Probably the best articulation of this was put forward in May 2018 by his predecessor and then Chief of the Naval Staff, Admiral Sunil Lanba, while delivering a talk at the Vivekananda International Foundation. Responding to questions, he stated that there were “dependencies” for group members on China and also the “uncertainty” of America when push comes to shove. He said, “So I don’t think there is [a] need for a military dimension to Quad… We are not going down that route. And I don’t think there is [a] need to go down that route.”
Admiral Lanba further said, “What do you think a military dimension will achieve? India is the only country in the Quad with a land border with China. In case of conflict... nobody will come and hold your hand.” The validation for this observation manifested itself in 2020 in the Himalayan ranges with a new normal now on the ground along the Line of Actual Control (LAC) and the trust between India and China along with the agreements that held it in tatters.

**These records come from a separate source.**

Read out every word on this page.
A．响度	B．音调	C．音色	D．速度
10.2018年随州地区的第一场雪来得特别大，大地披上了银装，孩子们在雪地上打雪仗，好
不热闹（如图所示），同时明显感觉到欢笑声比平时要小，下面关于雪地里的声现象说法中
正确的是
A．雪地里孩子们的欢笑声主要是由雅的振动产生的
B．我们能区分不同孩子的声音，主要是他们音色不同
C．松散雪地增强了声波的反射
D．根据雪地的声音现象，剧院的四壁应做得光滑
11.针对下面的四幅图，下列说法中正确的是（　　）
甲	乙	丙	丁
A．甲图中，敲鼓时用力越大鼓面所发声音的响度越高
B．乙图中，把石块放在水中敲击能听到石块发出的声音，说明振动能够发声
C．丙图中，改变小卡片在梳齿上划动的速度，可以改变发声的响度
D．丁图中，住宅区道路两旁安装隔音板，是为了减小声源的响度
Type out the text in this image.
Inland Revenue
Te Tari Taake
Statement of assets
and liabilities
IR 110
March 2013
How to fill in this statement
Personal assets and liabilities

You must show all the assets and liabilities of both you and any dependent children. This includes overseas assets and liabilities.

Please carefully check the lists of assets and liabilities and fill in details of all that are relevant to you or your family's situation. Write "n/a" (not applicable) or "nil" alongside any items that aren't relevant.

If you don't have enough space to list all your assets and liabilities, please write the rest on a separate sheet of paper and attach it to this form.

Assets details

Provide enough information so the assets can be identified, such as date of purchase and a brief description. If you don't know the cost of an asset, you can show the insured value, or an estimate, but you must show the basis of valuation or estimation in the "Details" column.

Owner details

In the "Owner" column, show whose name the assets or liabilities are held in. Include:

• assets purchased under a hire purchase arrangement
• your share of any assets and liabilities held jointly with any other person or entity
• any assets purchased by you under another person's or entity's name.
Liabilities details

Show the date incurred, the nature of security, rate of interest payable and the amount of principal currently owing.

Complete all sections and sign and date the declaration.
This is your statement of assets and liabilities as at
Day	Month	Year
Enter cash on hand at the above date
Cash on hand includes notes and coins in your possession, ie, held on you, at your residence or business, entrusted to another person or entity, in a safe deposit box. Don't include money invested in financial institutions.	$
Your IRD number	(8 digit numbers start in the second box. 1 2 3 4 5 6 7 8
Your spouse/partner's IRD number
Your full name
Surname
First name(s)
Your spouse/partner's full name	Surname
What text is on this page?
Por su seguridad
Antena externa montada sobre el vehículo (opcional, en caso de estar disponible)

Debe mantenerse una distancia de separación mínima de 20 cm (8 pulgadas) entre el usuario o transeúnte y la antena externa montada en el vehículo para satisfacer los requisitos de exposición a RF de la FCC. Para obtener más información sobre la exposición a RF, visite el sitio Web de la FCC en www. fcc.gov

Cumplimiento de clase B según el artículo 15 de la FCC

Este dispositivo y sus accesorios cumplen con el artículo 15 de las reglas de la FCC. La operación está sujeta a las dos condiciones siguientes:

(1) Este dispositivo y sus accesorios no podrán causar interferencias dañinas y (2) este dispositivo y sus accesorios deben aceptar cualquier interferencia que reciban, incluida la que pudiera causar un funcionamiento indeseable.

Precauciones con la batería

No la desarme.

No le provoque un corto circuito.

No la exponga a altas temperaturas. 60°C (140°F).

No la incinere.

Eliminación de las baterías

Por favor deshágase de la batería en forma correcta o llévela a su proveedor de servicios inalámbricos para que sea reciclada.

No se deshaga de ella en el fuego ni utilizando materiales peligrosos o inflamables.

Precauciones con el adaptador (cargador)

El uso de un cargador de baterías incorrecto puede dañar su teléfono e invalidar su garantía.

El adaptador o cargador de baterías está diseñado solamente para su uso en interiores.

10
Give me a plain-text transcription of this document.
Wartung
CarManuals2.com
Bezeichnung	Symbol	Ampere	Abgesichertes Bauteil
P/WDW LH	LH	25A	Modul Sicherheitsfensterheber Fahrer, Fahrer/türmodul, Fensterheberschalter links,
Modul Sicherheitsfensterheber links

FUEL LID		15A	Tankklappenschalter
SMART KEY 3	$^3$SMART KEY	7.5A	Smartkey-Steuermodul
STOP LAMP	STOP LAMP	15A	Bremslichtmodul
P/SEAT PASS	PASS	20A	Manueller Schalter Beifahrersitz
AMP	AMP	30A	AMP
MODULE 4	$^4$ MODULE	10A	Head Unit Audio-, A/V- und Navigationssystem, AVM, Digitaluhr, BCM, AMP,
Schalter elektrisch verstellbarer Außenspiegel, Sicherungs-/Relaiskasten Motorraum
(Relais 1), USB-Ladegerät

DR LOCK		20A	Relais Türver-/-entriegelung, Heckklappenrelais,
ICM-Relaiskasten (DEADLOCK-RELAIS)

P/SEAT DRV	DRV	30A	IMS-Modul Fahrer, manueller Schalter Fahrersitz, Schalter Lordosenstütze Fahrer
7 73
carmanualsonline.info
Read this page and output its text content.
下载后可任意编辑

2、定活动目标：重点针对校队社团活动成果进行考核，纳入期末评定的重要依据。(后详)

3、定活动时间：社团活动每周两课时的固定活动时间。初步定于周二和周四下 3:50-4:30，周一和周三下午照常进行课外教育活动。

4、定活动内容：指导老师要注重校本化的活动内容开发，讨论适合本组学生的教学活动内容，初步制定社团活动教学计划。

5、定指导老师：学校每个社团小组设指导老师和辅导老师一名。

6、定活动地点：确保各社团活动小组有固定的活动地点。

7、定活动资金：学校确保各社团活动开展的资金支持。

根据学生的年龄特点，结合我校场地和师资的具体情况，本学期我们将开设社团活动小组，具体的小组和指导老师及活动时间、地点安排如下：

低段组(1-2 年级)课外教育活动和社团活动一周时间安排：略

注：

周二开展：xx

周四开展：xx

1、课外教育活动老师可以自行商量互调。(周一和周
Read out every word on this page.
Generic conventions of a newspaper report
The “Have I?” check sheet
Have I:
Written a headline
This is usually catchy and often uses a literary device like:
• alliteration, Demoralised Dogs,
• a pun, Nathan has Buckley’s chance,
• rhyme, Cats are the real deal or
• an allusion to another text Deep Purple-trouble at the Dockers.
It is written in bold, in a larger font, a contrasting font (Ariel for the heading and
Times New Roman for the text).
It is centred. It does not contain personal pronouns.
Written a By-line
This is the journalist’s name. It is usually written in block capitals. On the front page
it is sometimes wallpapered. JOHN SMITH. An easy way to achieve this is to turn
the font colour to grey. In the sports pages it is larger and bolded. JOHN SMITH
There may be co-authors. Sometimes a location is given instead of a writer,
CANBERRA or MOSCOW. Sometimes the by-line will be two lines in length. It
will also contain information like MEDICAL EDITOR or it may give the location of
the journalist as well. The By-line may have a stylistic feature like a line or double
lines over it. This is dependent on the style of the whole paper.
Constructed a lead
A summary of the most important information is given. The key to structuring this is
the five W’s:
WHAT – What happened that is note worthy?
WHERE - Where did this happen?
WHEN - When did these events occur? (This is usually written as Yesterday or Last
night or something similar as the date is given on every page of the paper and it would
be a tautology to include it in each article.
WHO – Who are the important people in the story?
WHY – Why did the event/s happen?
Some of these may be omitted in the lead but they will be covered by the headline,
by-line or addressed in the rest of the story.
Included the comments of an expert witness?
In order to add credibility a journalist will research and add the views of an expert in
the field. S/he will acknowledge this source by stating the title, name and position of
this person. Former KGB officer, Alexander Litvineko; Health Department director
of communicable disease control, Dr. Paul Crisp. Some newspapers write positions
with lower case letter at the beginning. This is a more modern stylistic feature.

More recently, on several occasions External Affairs Minister S. Jaishankar, while terming the Quad as a platform that looks at the future, has also echoed similar views.
Speaking at the Raisina Dialogue in April, he categorically stated that Quad will not be an ‘Asian NATO’ and added that “people need to get over this....” He had also highlighted 10 broad subjects of cooperation including vaccine collaboration, climate action, emerging technologies, resilient supply chains, semiconductors, disinformation, counterterrorism and maritime security among others.
The outcome of the first ever in-person meeting of Quad leaders in the U.S. on September 24 only reinforces this trend. The Quad countries have outlined cooperation in several important areas including high technology; military cooperation and a mention of China were conspicuous in their absence. Essentially, the Quad is taking shape as an organisation of broader cooperation among the four countries, while AUKUS, for now, remains an organisation for high-end military trade. This only gives further credence that the U.S. may be preparing Australia for a greater military role in the Indo-Pacific.
Afghanistan has shown that New Delhi cannot depend on or tag along with anyone to protect its national interests. Given the surprise and setback India received with the sudden exit of the U.S., the country can ill-afford to lower its guard by taking AUKUS at face value. While working with AUKUS through other platforms and advancing its own strategic cooperation with each of the countries, India also needs to offset any fallout of the development which will only unfold in the long term.